In times past, particularly the frontier days, it was common for states to consider a woman and man to be married if they lived together for a certain length of time, had sexual intercourse, and held themselves out as husband and wife, even though they never went through a marriage ceremony. Such a marriage was often called a common-law marriage.

Today, at least three-quarters of the states no longer recognize common-law marriages. The remaining states recognize common-law marriages, but with significant restrictions. In order for there to be a legal common-law marriage (in the states that recognize them), the couple must: have the capacity to marry; regard themselves as husband and wife; live together; and clearly represent themselves to others as being husband and wife. Merely living together is not enough to create a marriage.

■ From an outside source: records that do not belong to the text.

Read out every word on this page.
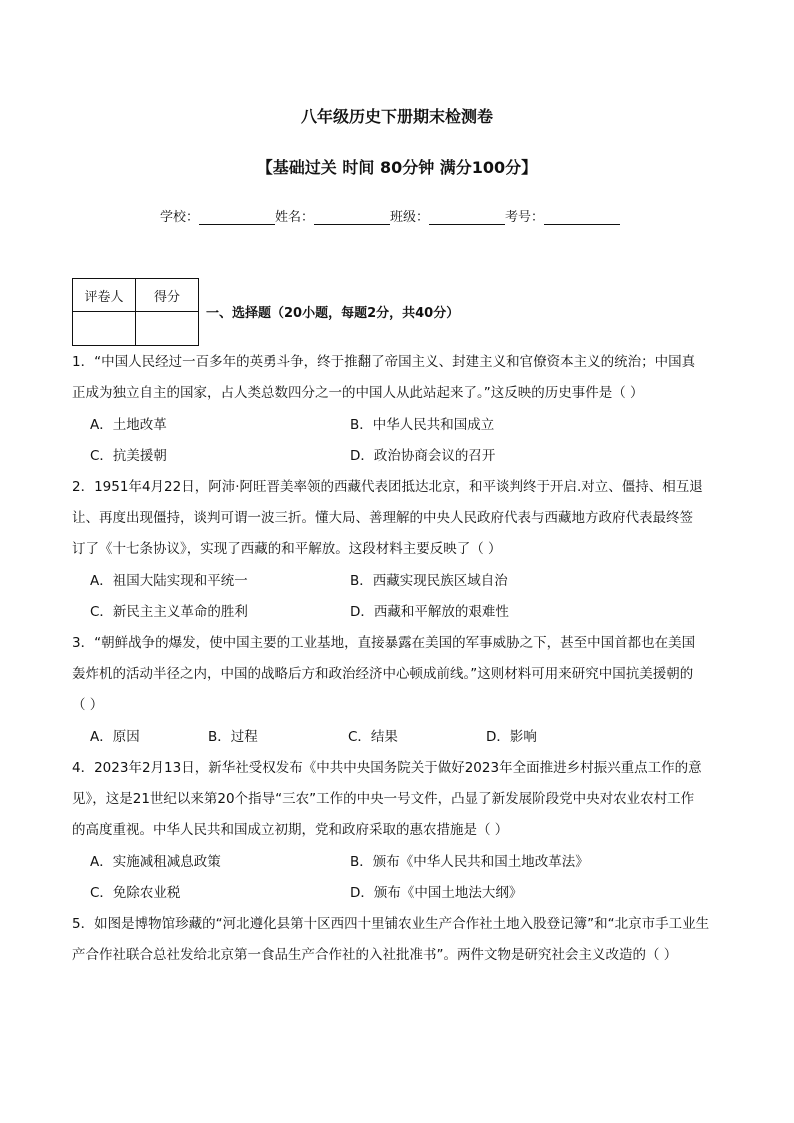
八年级历史下册期末检测卷
【基础过关 时间 80分钟 满分100分】
学校：	姓名：	班级：	考号：
评卷人	得分

一、选择题（20小题，每题2分，共40分）
1．“中国人民经过一百多年的英勇斗争，终于推翻了帝国主义、封建主义和官僚资本主义的统治；中国真
正成为独立自主的国家，占人类总数四分之一的中国人从此站起来了。”这反映的历史事件是（ ）
A．土地改革	B．中华人民共和国成立
C．抗美援朝	D．政治协商会议的召开
2．1951年4月22日，阿沛·阿旺晋美率领的西藏代表团抵达北京，和平谈判终于开启.对立、僵持、相互退
让、再度出现僵持，谈判可谓一波三折。懂大局、善理解的中央人民政府代表与西藏地方政府代表最终签
订了《十七条协议》，实现了西藏的和平解放。这段材料主要反映了（ ）
A．祖国大陆实现和平统一	B．西藏实现民族区域自治
C．新民主主义革命的胜利	D．西藏和平解放的艰难性
3．“朝鲜战争的爆发，使中国主要的工业基地，直接暴露在美国的军事威胁之下，甚至中国首都也在美国
轰炸机的活动半径之内，中国的战略后方和政治经济中心顿成前线。”这则材料可用来研究中国抗美援朝的
（ ）
A．原因	B．过程	C．结果	D．影响
4．2023年2月13日，新华社受权发布《中共中央国务院关于做好2023年全面推进乡村振兴重点工作的意
见》，这是21世纪以来第20个指导“三农”工作的中央一号文件，凸显了新发展阶段党中央对农业农村工作
的高度重视。中华人民共和国成立初期，党和政府采取的惠农措施是（ ）
A．实施减租减息政策	B．颁布《中华人民共和国土地改革法》
C．免除农业税	D．颁布《中国土地法大纲》
5．如图是博物馆珍藏的“河北遵化县第十区西四十里铺农业生产合作社土地入股登记簿”和“北京市手工业生
产合作社联合总社发给北京第一食品生产合作社的入社批准书”。两件文物是研究社会主义改造的（ ）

If a common-law marriage is valid, the partners have the same rights and duties as if there had been a ceremonial marriage. An interesting problem occurs if a couple had a valid common-law marriage in a state that recognizes common-law marriages, but then moved to a state that does not recognize common-law marriages. Would the marriage still be valid? Under principles of conflict of laws, the answer usually would be "yes." Conflict of laws principles generally state that if a contract (in this case a marriage agreement) is valid in the place in which it was created, it will be treated as valid in a state to which the parties move, even though the parties could not have entered into a such an agreement in the new state.

A common-law marriage that is legal may end only with a formal divorce. There is not a United States counterpart to the tradition in Muslim law that allows a divorce to be accomplished by one party to the marriage–in Muslim law, that’s the husband–pronouncing the "Talek": "I divorce thee. I divorce thee. I divorce thee."


Sidebar:   Change of Name

A woman who marries may change her last name (also known as "surname") to that of her husband, but she is not required to do so. In the past, it was widely assumed that a woman would change her last name to her husband’s name when she married. Now society recognizes a woman’s right to take her husband’s name, keep her original name, or use both names. The general rule is that if a woman uses a certain name consistently and honestly, then that is her true name.